In order to support herself and her father, Ananya runs a watch repair store, where she meets a stranger named Andy. He comes every day to get his waterlogged watch repaired and leaves a ₹100 note in the form of an Origami swan. Andy claims to be her classmate from school and admits that he had a crush on her and had agreed to wait for 10 years to see her. She takes a liking to him and both hang out together while she attempts to deal with her creditor, Gangaram, and increasing pressure from R.K. Constructions, who want to build a resort in the area. Eventually, Ananya and Andy fall in love. However, Ananya's world shatters when she finds out that the real Andy died several years ago, and the man claiming to be him is actually an inmate at the local mental institute. The rest of the film traces the truth about the man impersonating Andy and Ananya's tribulations.

==Cast==
- Ayesha Takia as Ananya Mahadeo
- Rannvijay Singh as Andy/Abhay
- Raghubir Yadav as Ashok Mahadeo
- Tanvi Azmi as Gayatri Garg
- Anant Mahadevan as Dr. Reddy
- Gulfam Khan as Nurse Kutty
- Prateeksha Lonkar as Mrs. Raymond
- Nakul Roshan Sahdev as young Andrew Raymond

==Music==
The music for the film was composed by Tapas Relia.

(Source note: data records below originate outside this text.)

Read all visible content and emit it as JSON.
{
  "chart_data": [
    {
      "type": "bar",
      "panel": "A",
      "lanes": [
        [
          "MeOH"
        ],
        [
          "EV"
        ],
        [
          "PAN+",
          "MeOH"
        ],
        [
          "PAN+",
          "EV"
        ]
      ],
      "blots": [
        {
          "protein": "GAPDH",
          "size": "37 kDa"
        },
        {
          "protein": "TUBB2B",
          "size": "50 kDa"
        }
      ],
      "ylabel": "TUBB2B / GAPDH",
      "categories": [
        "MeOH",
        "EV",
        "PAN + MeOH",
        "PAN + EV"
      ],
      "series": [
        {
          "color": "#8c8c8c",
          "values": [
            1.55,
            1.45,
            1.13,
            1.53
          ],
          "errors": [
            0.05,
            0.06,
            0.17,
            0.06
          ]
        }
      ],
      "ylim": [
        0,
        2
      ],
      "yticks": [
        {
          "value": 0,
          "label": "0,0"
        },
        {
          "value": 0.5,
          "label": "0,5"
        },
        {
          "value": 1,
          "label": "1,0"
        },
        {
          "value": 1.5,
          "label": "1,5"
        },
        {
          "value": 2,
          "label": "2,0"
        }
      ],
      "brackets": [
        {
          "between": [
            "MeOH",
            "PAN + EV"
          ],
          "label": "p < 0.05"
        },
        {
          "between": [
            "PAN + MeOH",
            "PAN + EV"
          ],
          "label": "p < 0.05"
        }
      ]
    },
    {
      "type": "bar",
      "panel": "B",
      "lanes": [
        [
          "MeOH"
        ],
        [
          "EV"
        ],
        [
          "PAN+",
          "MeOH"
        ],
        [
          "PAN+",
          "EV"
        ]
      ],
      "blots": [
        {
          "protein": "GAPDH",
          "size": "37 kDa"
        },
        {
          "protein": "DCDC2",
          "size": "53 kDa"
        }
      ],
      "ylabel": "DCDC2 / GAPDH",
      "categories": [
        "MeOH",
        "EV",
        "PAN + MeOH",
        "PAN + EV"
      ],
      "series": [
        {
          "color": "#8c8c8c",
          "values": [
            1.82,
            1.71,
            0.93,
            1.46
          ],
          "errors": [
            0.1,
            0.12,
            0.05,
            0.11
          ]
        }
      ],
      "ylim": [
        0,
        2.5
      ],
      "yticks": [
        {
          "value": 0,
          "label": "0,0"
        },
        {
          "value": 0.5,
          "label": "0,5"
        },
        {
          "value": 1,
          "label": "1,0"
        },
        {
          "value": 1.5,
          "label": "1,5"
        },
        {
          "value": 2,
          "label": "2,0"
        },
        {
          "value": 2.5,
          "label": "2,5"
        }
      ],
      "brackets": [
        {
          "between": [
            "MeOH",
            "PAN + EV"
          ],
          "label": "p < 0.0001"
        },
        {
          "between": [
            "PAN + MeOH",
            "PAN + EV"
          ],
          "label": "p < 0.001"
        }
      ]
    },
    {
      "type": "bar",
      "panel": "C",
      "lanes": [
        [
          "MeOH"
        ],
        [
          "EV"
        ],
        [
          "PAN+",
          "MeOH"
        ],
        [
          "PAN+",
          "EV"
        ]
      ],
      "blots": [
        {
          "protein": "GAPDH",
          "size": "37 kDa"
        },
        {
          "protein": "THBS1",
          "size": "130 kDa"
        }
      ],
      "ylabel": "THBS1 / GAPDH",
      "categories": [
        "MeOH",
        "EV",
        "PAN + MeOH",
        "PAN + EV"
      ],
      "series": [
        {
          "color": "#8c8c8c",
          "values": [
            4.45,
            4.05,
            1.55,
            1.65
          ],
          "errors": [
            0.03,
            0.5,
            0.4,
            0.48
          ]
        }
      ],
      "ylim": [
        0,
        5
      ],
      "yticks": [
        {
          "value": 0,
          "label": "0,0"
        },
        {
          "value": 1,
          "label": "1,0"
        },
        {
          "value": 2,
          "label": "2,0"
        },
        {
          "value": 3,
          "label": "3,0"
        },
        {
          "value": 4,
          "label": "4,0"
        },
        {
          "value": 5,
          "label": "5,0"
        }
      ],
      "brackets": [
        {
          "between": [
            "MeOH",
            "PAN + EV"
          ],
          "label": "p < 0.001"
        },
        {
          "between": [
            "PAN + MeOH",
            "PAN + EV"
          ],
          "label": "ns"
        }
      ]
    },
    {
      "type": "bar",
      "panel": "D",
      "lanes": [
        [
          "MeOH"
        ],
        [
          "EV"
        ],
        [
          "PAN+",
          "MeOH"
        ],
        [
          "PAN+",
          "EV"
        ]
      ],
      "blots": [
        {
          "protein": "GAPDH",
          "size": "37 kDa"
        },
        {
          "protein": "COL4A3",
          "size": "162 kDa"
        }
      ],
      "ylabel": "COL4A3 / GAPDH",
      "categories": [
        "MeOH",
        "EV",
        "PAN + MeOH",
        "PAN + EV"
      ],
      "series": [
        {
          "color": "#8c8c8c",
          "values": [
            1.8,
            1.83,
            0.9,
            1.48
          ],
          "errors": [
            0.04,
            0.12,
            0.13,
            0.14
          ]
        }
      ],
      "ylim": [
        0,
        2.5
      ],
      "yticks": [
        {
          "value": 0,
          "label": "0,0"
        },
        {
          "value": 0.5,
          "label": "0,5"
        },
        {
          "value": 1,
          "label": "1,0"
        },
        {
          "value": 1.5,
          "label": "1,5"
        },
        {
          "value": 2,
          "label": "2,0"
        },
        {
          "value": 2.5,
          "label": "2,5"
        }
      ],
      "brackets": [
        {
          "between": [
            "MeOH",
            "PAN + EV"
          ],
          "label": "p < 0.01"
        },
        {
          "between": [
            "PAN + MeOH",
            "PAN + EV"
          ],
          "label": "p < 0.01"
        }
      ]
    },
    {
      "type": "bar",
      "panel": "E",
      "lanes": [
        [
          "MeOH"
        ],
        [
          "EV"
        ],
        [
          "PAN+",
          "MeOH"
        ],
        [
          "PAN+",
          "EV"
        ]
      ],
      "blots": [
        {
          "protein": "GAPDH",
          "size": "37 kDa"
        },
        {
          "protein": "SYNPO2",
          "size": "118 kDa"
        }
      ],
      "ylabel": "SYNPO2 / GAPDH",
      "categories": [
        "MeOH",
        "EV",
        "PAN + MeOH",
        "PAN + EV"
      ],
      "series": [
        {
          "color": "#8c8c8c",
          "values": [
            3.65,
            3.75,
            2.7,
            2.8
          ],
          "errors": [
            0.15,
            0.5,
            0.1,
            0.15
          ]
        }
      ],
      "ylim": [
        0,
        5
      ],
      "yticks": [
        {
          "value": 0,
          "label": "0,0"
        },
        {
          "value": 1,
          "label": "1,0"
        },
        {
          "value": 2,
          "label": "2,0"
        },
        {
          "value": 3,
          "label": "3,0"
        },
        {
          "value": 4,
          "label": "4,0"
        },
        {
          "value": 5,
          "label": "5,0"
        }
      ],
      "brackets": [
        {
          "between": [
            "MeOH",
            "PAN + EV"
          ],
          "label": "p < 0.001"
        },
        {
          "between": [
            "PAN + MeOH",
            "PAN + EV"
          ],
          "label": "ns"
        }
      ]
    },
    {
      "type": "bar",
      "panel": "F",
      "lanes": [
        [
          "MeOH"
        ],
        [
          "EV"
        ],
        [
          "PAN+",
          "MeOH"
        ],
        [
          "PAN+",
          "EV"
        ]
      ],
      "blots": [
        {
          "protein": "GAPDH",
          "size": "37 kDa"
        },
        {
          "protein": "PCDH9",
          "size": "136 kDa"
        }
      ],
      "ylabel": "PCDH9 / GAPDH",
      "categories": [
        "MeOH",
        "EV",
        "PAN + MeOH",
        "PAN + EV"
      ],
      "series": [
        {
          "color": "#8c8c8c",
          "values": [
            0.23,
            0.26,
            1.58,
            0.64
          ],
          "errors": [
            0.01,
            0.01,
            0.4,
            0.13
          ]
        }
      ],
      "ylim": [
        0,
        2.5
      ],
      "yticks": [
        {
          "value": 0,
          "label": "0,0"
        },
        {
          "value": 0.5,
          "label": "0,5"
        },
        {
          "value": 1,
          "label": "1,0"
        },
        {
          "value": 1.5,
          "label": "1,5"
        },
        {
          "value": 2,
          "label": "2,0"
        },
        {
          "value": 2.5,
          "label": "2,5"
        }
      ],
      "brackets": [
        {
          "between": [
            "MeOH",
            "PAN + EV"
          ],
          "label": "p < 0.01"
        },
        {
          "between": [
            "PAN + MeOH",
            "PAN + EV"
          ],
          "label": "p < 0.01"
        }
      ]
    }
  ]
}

| No. | Title | Singer(s) | Length |
|---|---|---|---|
| 1. | "Tu Hi Tu" | Shivam Pathak & Shreya Ghoshal | 5:32 |
| 2. | "Ai Meri Jaaniya" | Shivam Pathak | 4:14 |
| 3. | "Chand Pal Ke Hamsafar" | Shankar Mahadevan & Shreya Ghoshal | 6:20 |
| 4. | "Aaj Main Ho Gayi Jawaan" | Raghubir, Shreya Ghoshal & Hrishikesh | 4:49 |
| 5. | "Tu Hi Tu" (Unplugged) | Vijay Prakash | 4:48 |
| 6. | "Aaj Main Ho Gayi Jawaan" (Remix) | Raghubir & Shreya Ghoshal | 4:38 |
| Total length: |  |  | 29:01 |

==Reception==
Taran Adarsh of Bollywood Hungama gave the film two out of five, writing, ″Ayesha Takia Azmi sparkles yet again in MOD. A truly wonderful performance! Contrary to his image, Rannvijay is cast as a sweet, quirky, sensitive, geeky guy here. And not just the character, but also his performance takes you by surprise. He nails it right this time. Raghubir Yadav is, as always, dependable. Tanvi Azmi shines as well. Anant Mahadevan is first-rate. Rushad Rana does well. Nikhil Ratnaparkhi excels. Prateeksha Lonkar appears in a cameo. On the whole, MOD appeals in bits and spurts. That's about it!″ A. Ganesh Nadar of Rediff.com gave the film two out five, writing ″It's a lovely story with great actors, and great scenery. What screws it up is the slow movement. You really have to have patience to watch the movie or be happy just to watch Ayesha. Wish director Nagesh Kukunoor had someone to tell him that slow and steady doesn't win races any more. You have to be fast and racy. A must-see for Ayesha fans; the rest can give it a miss.″ Aniruddha Guha of DNA gave the film two out of five, writing ″Mod doesn't work in totality, but has its moments. What it does, really, is remind you of the fact that Kukunoor is a filmmaker you can't ignore. Shunning technical flamboyance, he continues to tell stories in the more conventional mould, some which work, some which don't. You can expect him to stun you in the future.″

Shubhra Gupta of The Indian Express gave the film 1.5 out of 5, writing, ″It's so obvious that Andy is not who he says he is that you wonder why Kukunoor takes so long to get to the point. But then, he needs to pause to show off all the nice waterfalls and the rocks and the winding roads. The scenery is fine only for a bit, but then gets overtaken by situations which you can see a mile off. You know that that Andy is disturbed much before the doctor (Mahadevan) pronounces his diagnosis. The reason for his being the way he is unspools with no surprises. Takia is her familiar wholesome-girl-next-door but has to shoulder too much of the film, and Rannvijay is one-tone.″ Komal Nahta, editor of Koimoi.com quoted, "Mod will not be able to score at the ticket windows" and gave it one star. Anuj Kumar of The Hindu wrote, "After Tasveer and Aashayen, Nagesh Kukunoor once again sets the mood well, but falters when it comes to taking the leap of faith. Set in a quaint hill station, Mod has some interesting characters and endearing moments, but as a whole it is a film that outlives its welcome once its central conflict becomes clear."